Pack-A-Mal: A Malware Analysis Framework for Open-Source Packages

TL;DR

This paper introduces Pack-A-Mal, a dynamic analysis framework for open-source packages that improves malware detection by capturing runtime behaviors within container sandboxes, addressing static analysis limitations.

Contribution

It enhances a dynamic analysis tool with runtime behavior capture and container sandboxing, improving malware detection in open-source packages.

Findings

Enhanced malware detection accuracy

Reduced false positives in analysis

Effective sandboxing of malicious packages

Abstract

The increasingly sophisticated environment in which attackers operate makes software security an even greater challenge in open-source projects, where malicious packages are prevalent.
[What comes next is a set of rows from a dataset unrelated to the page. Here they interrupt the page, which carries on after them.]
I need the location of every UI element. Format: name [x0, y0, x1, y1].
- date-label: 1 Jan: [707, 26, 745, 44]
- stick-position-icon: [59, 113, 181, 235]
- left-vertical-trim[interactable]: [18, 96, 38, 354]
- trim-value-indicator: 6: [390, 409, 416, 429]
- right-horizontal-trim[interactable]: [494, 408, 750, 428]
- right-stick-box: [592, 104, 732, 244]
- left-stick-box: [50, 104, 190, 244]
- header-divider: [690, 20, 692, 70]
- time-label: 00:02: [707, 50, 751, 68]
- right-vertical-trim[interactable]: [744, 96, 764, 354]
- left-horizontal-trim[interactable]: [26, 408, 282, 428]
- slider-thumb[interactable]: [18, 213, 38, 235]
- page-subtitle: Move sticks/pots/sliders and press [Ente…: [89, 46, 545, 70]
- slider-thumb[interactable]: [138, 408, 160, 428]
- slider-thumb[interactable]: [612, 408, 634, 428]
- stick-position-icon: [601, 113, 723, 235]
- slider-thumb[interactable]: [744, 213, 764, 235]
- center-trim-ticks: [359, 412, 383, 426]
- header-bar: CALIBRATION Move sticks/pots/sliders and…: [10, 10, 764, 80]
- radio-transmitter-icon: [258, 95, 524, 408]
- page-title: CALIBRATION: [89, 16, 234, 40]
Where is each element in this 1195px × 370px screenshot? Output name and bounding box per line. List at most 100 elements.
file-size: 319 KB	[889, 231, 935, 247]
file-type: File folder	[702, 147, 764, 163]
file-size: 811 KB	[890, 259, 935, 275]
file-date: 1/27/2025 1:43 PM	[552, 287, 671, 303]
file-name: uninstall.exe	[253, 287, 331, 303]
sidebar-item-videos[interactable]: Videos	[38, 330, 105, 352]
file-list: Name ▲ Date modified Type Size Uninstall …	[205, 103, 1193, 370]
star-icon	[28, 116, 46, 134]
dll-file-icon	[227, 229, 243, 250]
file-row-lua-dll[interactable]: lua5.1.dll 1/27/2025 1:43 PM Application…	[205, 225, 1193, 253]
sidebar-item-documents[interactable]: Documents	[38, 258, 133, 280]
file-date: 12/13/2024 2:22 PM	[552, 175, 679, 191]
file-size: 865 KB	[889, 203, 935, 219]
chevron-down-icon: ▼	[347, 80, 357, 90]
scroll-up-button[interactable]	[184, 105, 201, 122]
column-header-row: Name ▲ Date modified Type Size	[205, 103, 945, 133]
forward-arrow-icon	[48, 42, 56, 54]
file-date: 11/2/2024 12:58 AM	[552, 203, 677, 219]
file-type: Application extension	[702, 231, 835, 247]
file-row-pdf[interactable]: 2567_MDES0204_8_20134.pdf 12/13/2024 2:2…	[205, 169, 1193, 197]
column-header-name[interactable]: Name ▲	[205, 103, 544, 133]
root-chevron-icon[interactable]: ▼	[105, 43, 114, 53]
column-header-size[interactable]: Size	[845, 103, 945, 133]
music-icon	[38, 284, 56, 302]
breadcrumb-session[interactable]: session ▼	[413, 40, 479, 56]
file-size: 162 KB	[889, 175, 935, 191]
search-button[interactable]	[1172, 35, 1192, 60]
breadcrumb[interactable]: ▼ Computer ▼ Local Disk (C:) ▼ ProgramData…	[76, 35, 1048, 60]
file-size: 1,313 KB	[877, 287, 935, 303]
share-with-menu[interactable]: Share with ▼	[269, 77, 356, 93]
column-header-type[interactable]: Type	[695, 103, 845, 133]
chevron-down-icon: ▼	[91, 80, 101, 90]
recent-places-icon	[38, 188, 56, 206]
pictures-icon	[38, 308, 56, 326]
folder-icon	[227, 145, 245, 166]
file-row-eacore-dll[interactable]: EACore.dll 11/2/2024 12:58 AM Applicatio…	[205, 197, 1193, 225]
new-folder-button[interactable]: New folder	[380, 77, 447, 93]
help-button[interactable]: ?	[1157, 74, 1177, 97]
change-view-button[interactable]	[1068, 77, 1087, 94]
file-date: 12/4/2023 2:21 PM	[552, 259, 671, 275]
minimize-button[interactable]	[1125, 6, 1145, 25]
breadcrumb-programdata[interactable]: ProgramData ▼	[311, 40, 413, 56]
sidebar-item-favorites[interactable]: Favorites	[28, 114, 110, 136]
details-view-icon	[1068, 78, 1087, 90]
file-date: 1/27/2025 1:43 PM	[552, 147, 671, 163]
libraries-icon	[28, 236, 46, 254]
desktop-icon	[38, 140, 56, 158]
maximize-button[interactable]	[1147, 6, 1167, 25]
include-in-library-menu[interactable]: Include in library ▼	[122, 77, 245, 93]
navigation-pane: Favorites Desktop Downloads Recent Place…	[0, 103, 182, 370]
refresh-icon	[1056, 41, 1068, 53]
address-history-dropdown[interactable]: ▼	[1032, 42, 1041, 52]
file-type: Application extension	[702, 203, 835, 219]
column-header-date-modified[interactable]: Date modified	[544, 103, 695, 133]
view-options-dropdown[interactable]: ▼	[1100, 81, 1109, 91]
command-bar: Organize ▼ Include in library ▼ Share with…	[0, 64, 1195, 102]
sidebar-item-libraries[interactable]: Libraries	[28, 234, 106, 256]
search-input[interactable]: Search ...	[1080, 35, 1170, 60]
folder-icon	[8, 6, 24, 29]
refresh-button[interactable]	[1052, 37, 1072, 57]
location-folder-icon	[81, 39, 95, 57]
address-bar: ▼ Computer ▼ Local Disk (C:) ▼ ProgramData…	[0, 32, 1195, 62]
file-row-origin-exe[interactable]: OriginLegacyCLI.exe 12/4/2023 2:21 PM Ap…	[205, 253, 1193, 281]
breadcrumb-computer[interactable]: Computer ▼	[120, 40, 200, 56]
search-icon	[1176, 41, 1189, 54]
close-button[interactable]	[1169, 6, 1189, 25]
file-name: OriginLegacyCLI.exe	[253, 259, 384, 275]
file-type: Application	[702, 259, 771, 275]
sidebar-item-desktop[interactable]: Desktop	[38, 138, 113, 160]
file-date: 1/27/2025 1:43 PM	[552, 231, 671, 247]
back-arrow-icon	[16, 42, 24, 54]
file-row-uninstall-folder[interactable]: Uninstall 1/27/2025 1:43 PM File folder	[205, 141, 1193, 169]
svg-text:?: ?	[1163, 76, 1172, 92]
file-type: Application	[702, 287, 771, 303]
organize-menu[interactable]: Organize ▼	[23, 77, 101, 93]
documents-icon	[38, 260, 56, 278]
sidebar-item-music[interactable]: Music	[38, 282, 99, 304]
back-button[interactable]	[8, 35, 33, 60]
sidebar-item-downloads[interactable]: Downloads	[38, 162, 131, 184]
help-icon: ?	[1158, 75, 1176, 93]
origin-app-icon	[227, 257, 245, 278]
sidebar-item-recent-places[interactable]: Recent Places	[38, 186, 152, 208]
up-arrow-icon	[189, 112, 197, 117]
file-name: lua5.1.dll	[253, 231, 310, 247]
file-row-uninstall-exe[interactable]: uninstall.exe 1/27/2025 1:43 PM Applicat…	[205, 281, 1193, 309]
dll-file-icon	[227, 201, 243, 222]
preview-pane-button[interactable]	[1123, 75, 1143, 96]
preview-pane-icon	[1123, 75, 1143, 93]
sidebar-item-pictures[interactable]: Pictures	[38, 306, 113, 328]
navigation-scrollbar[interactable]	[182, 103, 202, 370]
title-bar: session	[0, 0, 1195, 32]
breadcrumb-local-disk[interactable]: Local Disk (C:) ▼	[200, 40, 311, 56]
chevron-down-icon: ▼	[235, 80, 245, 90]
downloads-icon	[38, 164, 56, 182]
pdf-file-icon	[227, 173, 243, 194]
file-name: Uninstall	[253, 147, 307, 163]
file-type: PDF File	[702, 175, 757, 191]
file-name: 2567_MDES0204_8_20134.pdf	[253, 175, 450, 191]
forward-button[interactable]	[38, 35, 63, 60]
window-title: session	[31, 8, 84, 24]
Static analysis tools, such as Malcontent, are highly useful but are often incapable of dealing with obfuscated malware. Such situations lead to an unreasonably high rate of false positives. This paper highlights that dynamic analysis, rather than static analysis, provides greater insight but is also more resource-intensive for understanding software behaviour during execution. In this study, we enhance a dynamic analysis tool, package-analysis, to capture key runtime behaviours, including commands executed, files accessed, and network communications. This modification enables the use of container sandboxing technologies, such as gVisor, to analyse potentially malicious packages without significantly compromising the host system.